Die Software Tesla Full Self-Driving (Supervised) hat eine weitere europäische Hürde genommen. Am 10. Juni 2026 hat Belgien das System offiziell für den Einsatz auf öffentlichen Straßen genehmigt und ist damit das fünfte europäische Land, das Tesla-Besitzern erlaubt, FSD außerhalb eines geschlossenen Testprogramms einzuschalten.

Die Genehmigung kam aus dem Büro der flämischen Mobilitätsministerin Annick De Ridder, die Tesla bereits Anfang des Jahres den Beginn überwachter Tests auf belgischen Straßen genehmigt hatte. Da eine von einer belgischen Region getroffene Entscheidung zur Straßenzulassung eines Fahrzeugs im gesamten Land anerkannt wird, gilt die flämische Genehmigung in Flandern, Wallonien und der Region Brüssel-Hauptstadt gleichermaßen — die Genehmigung ist somit vom ersten Tag an faktisch landesweit gültig.

Von der Testgenehmigung zu öffentlichen Straßen

Belgien erreichte diesen Punkt über einen strukturierten Weg aus Erprobung und Zertifizierung statt über eine einzelne Freigabe. Die Entscheidung baut auf der Testgenehmigung auf, die Tesla im Mai erhielt, als De Ridder einen überwachten Versuch genehmigte, der das Zurücklegen von 5.000 Kilometern mit drei Tesla-Testfahrzeugen verlangte, wie TeslAnt in Belgiens Genehmigung für überwachte Tests berichtete. Nach Abschluss dieses Programms und der Auswertung der Daten ging die Verwaltung von einer begrenzten Versuchsgenehmigung zur vollständigen Zulassung für öffentliche Straßen über.

Fünfter in einer sich schnell füllenden Warteschlange

Belgien reiht sich in eine kurze, aber rasch wachsende Liste europäischer Genehmigungen ein. Die Niederlande öffneten als Erste die Tür, als ihre Straßenbehörde RDW am 10. April 2026 die Typgenehmigung erteilte. Litauen folgte als zweites Land, dann wurde Estland das dritte, als seine Verkehrsverwaltung am 29. Mai die Freigabe erteilte, und Dänemark wurde das vierte nur einen Tag vor Belgien, am 9. Juni.

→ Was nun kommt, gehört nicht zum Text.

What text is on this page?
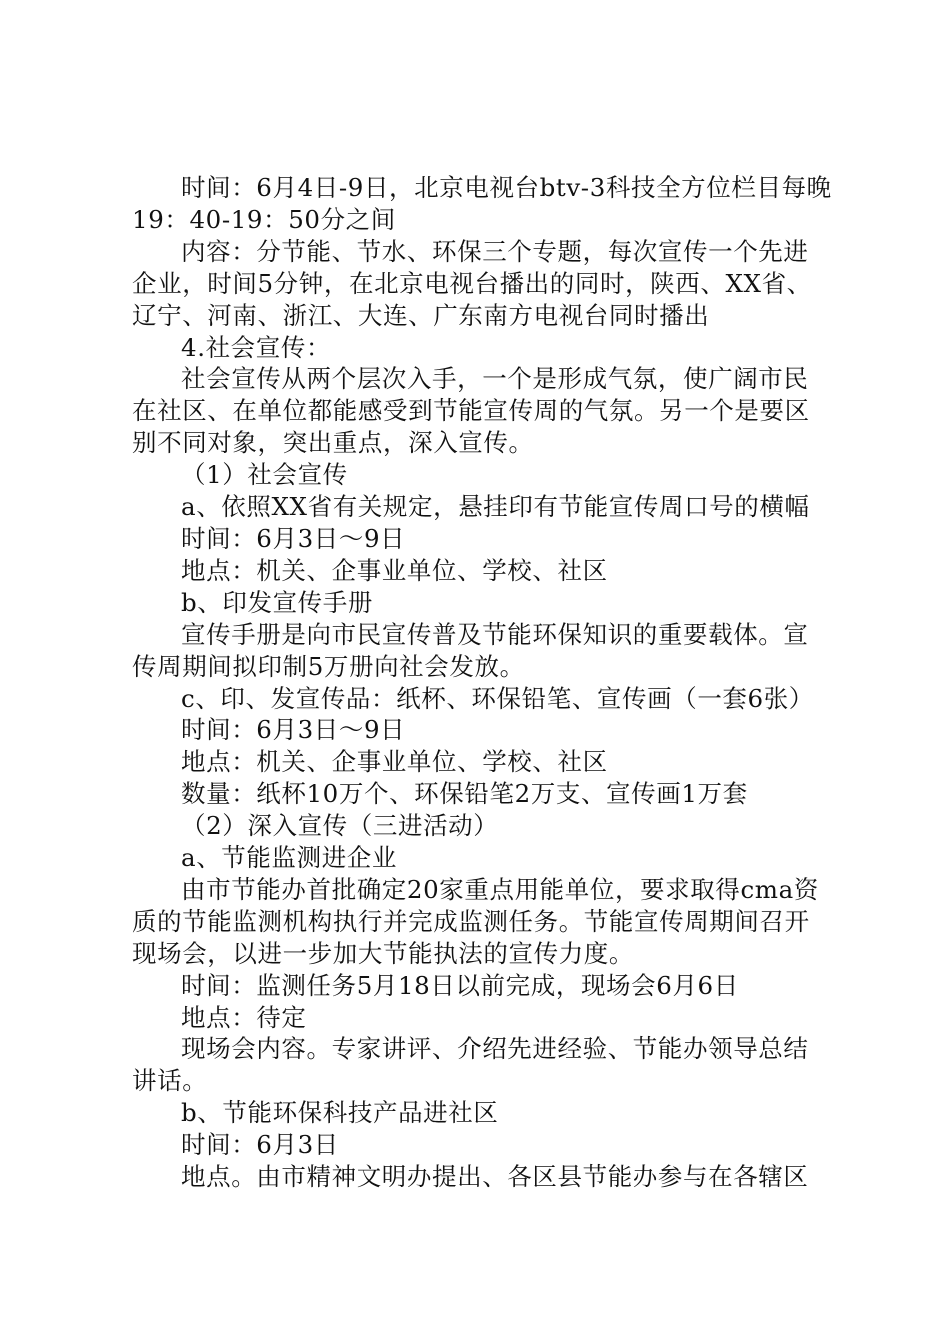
时间：6月4日-9日，北京电视台btv-3科技全方位栏目每晚19：40-19：50分之间

内容：分节能、节水、环保三个专题，每次宣传一个先进企业，时间5分钟，在北京电视台播出的同时，陕西、XX省、辽宁、河南、浙江、大连、广东南方电视台同时播出

4.社会宣传：

社会宣传从两个层次入手，一个是形成气氛，使广阔市民在社区、在单位都能感受到节能宣传周的气氛。另一个是要区别不同对象，突出重点，深入宣传。

（1）社会宣传

a、依照XX省有关规定，悬挂印有节能宣传周口号的横幅

时间：6月3日～9日

地点：机关、企事业单位、学校、社区

b、印发宣传手册

宣传手册是向市民宣传普及节能环保知识的重要载体。宣传周期间拟印制5万册向社会发放。

c、印、发宣传品：纸杯、环保铅笔、宣传画（一套6张）

时间：6月3日～9日

地点：机关、企事业单位、学校、社区

数量：纸杯10万个、环保铅笔2万支、宣传画1万套

（2）深入宣传（三进活动）

a、节能监测进企业

由市节能办首批确定20家重点用能单位，要求取得cma资质的节能监测机构执行并完成监测任务。节能宣传周期间召开现场会，以进一步加大节能执法的宣传力度。

时间：监测任务5月18日以前完成，现场会6月6日

地点：待定

现场会内容。专家讲评、介绍先进经验、节能办领导总结讲话。

b、节能环保科技产品进社区

时间：6月3日

地点。由市精神文明办提出、各区县节能办参与在各辖区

Die Häufung der Genehmigungen Ende Mai und im Juni spiegelt wider, wie sich nationale Regulierungsbehörden zunehmend auf die Homologationsarbeit der niederländischen RDW stützen, anstatt jeweils die vollständige Zertifizierung von Grund auf zu wiederholen. Belgiens Entscheidung fügt der Landkarte einen beträchtlichen, zentral gelegenen Markt hinzu und verschafft Tesla einen weiteren laufenden Einsatz, auf den das Unternehmen in seinen Gesprächen mit Regulierungsbehörden anderswo auf dem Kontinent verweisen kann.

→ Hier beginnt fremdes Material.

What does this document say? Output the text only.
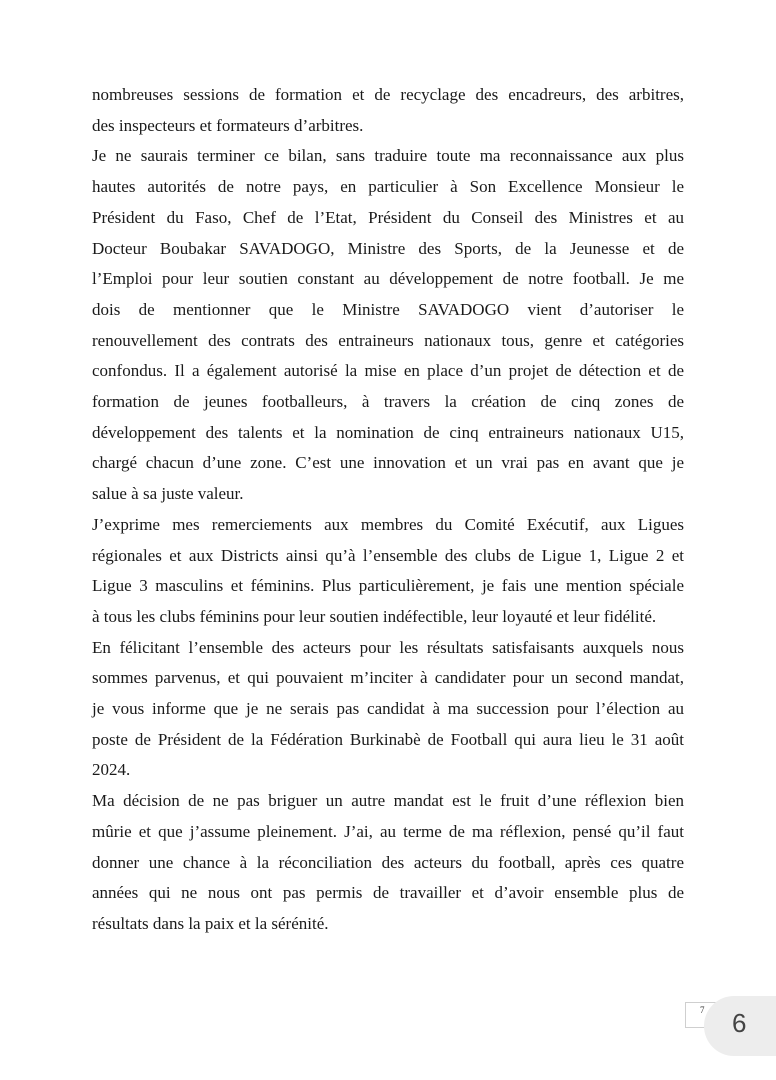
nombreuses sessions de formation et de recyclage des encadreurs, des arbitres,
des inspecteurs et formateurs d’arbitres.

Je ne saurais terminer ce bilan, sans traduire toute ma reconnaissance aux plus
hautes autorités de notre pays, en particulier à Son Excellence Monsieur le
Président du Faso, Chef de l’Etat, Président du Conseil des Ministres et au
Docteur Boubakar SAVADOGO, Ministre des Sports, de la Jeunesse et de
l’Emploi pour leur soutien constant au développement de notre football. Je me
dois de mentionner que le Ministre SAVADOGO vient d’autoriser le
renouvellement des contrats des entraineurs nationaux tous, genre et catégories
confondus. Il a également autorisé la mise en place d’un projet de détection et de
formation de jeunes footballeurs, à travers la création de cinq zones de
développement des talents et la nomination de cinq entraineurs nationaux U15,
chargé chacun d’une zone. C’est une innovation et un vrai pas en avant que je
salue à sa juste valeur.

J’exprime mes remerciements aux membres du Comité Exécutif, aux Ligues
régionales et aux Districts ainsi qu’à l’ensemble des clubs de Ligue 1, Ligue 2 et
Ligue 3 masculins et féminins. Plus particulièrement, je fais une mention spéciale
à tous les clubs féminins pour leur soutien indéfectible, leur loyauté et leur fidélité.

En félicitant l’ensemble des acteurs pour les résultats satisfaisants auxquels nous
sommes parvenus, et qui pouvaient m’inciter à candidater pour un second mandat,
je vous informe que je ne serais pas candidat à ma succession pour l’élection au
poste de Président de la Fédération Burkinabè de Football qui aura lieu le 31 août
2024.

Ma décision de ne pas briguer un autre mandat est le fruit d’une réflexion bien
mûrie et que j’assume pleinement. J’ai, au terme de ma réflexion, pensé qu’il faut
donner une chance à la réconciliation des acteurs du football, après ces quatre
années qui ne nous ont pas permis de travailler et d’avoir ensemble plus de
résultats dans la paix et la sérénité.

7 6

Was es für belgische Besitzer bedeutet

Für Fahrer in Belgien besteht die praktische Änderung darin, dass FSD (Supervised) nun auf öffentlichen Straßen aktiviert und genutzt werden kann und nicht mehr nur im Rahmen eines Testprogramms. Die Bezeichnung „Supervised” bleibt der entscheidende Zusatz: Der Fahrer bleibt jederzeit rechtlich verantwortlich, muss die Hände am Lenkrad und die Augen auf der Straße behalten, und das Fahrzeug fordert zur Aufmerksamkeit auf. Dies ist ein Fahrerassistenzsystem, das aktive Überwachung erfordert, keine unbeaufsichtigte Autonomie.

Das EU-weite Bild

Die Genehmigung Land für Land ist vorerst der einzige Weg, den Tesla in Europa hat. Ein EU-weiter Rahmen, der die Regeln in allen Mitgliedstaaten in einem Schritt harmonisieren würde, ist noch nicht zur Abstimmung angesetzt, sodass Tesla die Märkte einzeln über nationale Genehmigungen hinzufügen muss. Bis sich das ändert, erweitert jede neue Zulassung — fünf und es werden mehr — das Gebiet, in dem europäische Tesla-Besitzer die Funktion legal nutzen können, und Belgiens zentrale Lage macht es zu einer der folgenreichsten Ergänzungen bisher.